One candidate, Jesse Nevel, is running on a reparations platform: “Unity through Reparations.” In response to Nevel’s candidacy, candidate Paul Congemi said, “ Your reparations came in the form of a man named Barack Obama.” This sentiment can be paraphrased as, “You had your black president, why are you still yapping?”
I appreciate Congemi’s candor. The Republican won’t win; however, the person who does win the race will probably be a warmed over version of that Republican. One who knows not to say that Obama’s election was all the reparations black people are owed, but one who will steer policy as if Obama’s election was all the reparations black people are owed. We don’t need an increase in homeownership or living wage jobs; we got Obama family photos.

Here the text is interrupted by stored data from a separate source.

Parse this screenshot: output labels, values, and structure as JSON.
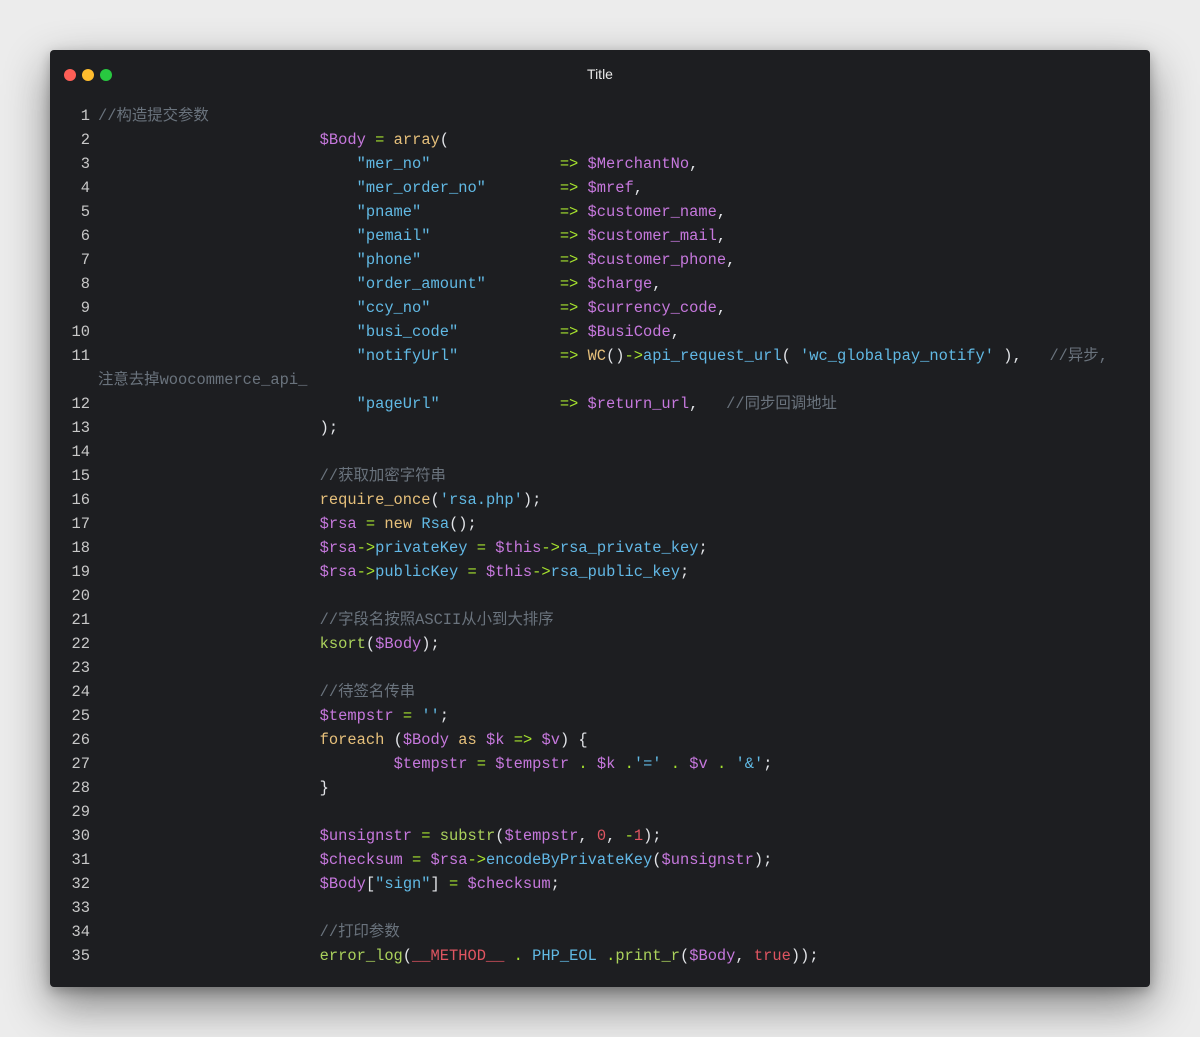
{
  "window": {
    "title": "Title"
  },
  "code": {
    "lines": [
      {
        "n": "1",
        "html": "<span class=\"c\">//构造提交参数</span>"
      },
      {
        "n": "2",
        "html": "                        <span class=\"v\">$Body</span> <span class=\"o\">=</span> <span class=\"k\">array</span>("
      },
      {
        "n": "3",
        "html": "                            <span class=\"s\">\"mer_no\"</span>              <span class=\"o\">=&gt;</span> <span class=\"v\">$MerchantNo</span>,"
      },
      {
        "n": "4",
        "html": "                            <span class=\"s\">\"mer_order_no\"</span>        <span class=\"o\">=&gt;</span> <span class=\"v\">$mref</span>,"
      },
      {
        "n": "5",
        "html": "                            <span class=\"s\">\"pname\"</span>               <span class=\"o\">=&gt;</span> <span class=\"v\">$customer_name</span>,"
      },
      {
        "n": "6",
        "html": "                            <span class=\"s\">\"pemail\"</span>              <span class=\"o\">=&gt;</span> <span class=\"v\">$customer_mail</span>,"
      },
      {
        "n": "7",
        "html": "                            <span class=\"s\">\"phone\"</span>               <span class=\"o\">=&gt;</span> <span class=\"v\">$customer_phone</span>,"
      },
      {
        "n": "8",
        "html": "                            <span class=\"s\">\"order_amount\"</span>        <span class=\"o\">=&gt;</span> <span class=\"v\">$charge</span>,"
      },
      {
        "n": "9",
        "html": "                            <span class=\"s\">\"ccy_no\"</span>              <span class=\"o\">=&gt;</span> <span class=\"v\">$currency_code</span>,"
      },
      {
        "n": "10",
        "html": "                            <span class=\"s\">\"busi_code\"</span>           <span class=\"o\">=&gt;</span> <span class=\"v\">$BusiCode</span>,"
      },
      {
        "n": "11",
        "html": "                            <span class=\"s\">\"notifyUrl\"</span>           <span class=\"o\">=&gt;</span> <span class=\"k\">WC</span>()<span class=\"o\">-&gt;</span><span class=\"m\">api_request_url</span>( <span class=\"s\">'wc_globalpay_notify'</span> ),   <span class=\"c\">//异步,注意去掉woocommerce_api_</span>"
      },
      {
        "n": "12",
        "html": "                            <span class=\"s\">\"pageUrl\"</span>             <span class=\"o\">=&gt;</span> <span class=\"v\">$return_url</span>,   <span class=\"c\">//同步回调地址</span>"
      },
      {
        "n": "13",
        "html": "                        );"
      },
      {
        "n": "14",
        "html": ""
      },
      {
        "n": "15",
        "html": "                        <span class=\"c\">//获取加密字符串</span>"
      },
      {
        "n": "16",
        "html": "                        <span class=\"k\">require_once</span>(<span class=\"s\">'rsa.php'</span>);"
      },
      {
        "n": "17",
        "html": "                        <span class=\"v\">$rsa</span> <span class=\"o\">=</span> <span class=\"k\">new</span> <span class=\"cls\">Rsa</span>();"
      },
      {
        "n": "18",
        "html": "                        <span class=\"v\">$rsa</span><span class=\"o\">-&gt;</span><span class=\"m\">privateKey</span> <span class=\"o\">=</span> <span class=\"v\">$this</span><span class=\"o\">-&gt;</span><span class=\"m\">rsa_private_key</span>;"
      },
      {
        "n": "19",
        "html": "                        <span class=\"v\">$rsa</span><span class=\"o\">-&gt;</span><span class=\"m\">publicKey</span> <span class=\"o\">=</span> <span class=\"v\">$this</span><span class=\"o\">-&gt;</span><span class=\"m\">rsa_public_key</span>;"
      },
      {
        "n": "20",
        "html": ""
      },
      {
        "n": "21",
        "html": "                        <span class=\"c\">//字段名按照ASCII从小到大排序</span>"
      },
      {
        "n": "22",
        "html": "                        <span class=\"f\">ksort</span>(<span class=\"v\">$Body</span>);"
      },
      {
        "n": "23",
        "html": ""
      },
      {
        "n": "24",
        "html": "                        <span class=\"c\">//待签名传串</span>"
      },
      {
        "n": "25",
        "html": "                        <span class=\"v\">$tempstr</span> <span class=\"o\">=</span> <span class=\"s\">''</span>;"
      },
      {
        "n": "26",
        "html": "                        <span class=\"k\">foreach</span> (<span class=\"v\">$Body</span> <span class=\"k\">as</span> <span class=\"v\">$k</span> <span class=\"o\">=&gt;</span> <span class=\"v\">$v</span>) {"
      },
      {
        "n": "27",
        "html": "                                <span class=\"v\">$tempstr</span> <span class=\"o\">=</span> <span class=\"v\">$tempstr</span> <span class=\"o\">.</span> <span class=\"v\">$k</span> <span class=\"o\">.</span><span class=\"s\">'='</span> <span class=\"o\">.</span> <span class=\"v\">$v</span> <span class=\"o\">.</span> <span class=\"s\">'&amp;'</span>;"
      },
      {
        "n": "28",
        "html": "                        }"
      },
      {
        "n": "29",
        "html": ""
      },
      {
        "n": "30",
        "html": "                        <span class=\"v\">$unsignstr</span> <span class=\"o\">=</span> <span class=\"f\">substr</span>(<span class=\"v\">$tempstr</span>, <span class=\"n\">0</span>, <span class=\"o\">-</span><span class=\"n\">1</span>);"
      },
      {
        "n": "31",
        "html": "                        <span class=\"v\">$checksum</span> <span class=\"o\">=</span> <span class=\"v\">$rsa</span><span class=\"o\">-&gt;</span><span class=\"m\">encodeByPrivateKey</span>(<span class=\"v\">$unsignstr</span>);"
      },
      {
        "n": "32",
        "html": "                        <span class=\"v\">$Body</span>[<span class=\"s\">\"sign\"</span>] <span class=\"o\">=</span> <span class=\"v\">$checksum</span>;"
      },
      {
        "n": "33",
        "html": ""
      },
      {
        "n": "34",
        "html": "                        <span class=\"c\">//打印参数</span>"
      },
      {
        "n": "35",
        "html": "                        <span class=\"f\">error_log</span>(<span class=\"n\">__METHOD__</span> <span class=\"o\">.</span> <span class=\"cls\">PHP_EOL</span> <span class=\"o\">.</span><span class=\"f\">print_r</span>(<span class=\"v\">$Body</span>, <span class=\"n\">true</span>));"
      }
    ]
  },
  "colors": {
    "window_bg": "#1d1e21",
    "close": "#fe5f57",
    "minimize": "#febc2e",
    "maximize": "#28c840"
  }
}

Immediately, candidates and politicians started deriding Congemi for being ignorant. But many of the “progressive” candidates who had a problem with Congemi’s tone don’t themselves have a plan to make the black community whole.
What these “allies” were lamenting about Congemi is not his lack of substantive policies, but the crassness with which he expressed his policy priorities.
That’s a problem.
I don’t care about Congemi’s tone. Any politician who doesn’t have a plan to redress housing, education, and employment discrimination is just Congemi with a softer tongue.
The second fascinating bit about Jesse Nevel’s run is that this may all be a strategy to raise the profile of Akile Cainion, a woman running in the sixth district city council race. She was a long shot candidate, but with the media attention Nevel draws, she could win her seat on the tails of the movement. And that, my friends, would be an electoral triumph because you can do a lot of good media work, getting out your issues, from a city council seat. The fight for 15 was launched from a city council seat.
Using candidacies to give air to policy platform prescriptions is a fantastic strategy for movement building. I wish candidates understood that how you use the campaign infrastructure before and after the election is almost as important as whether you win.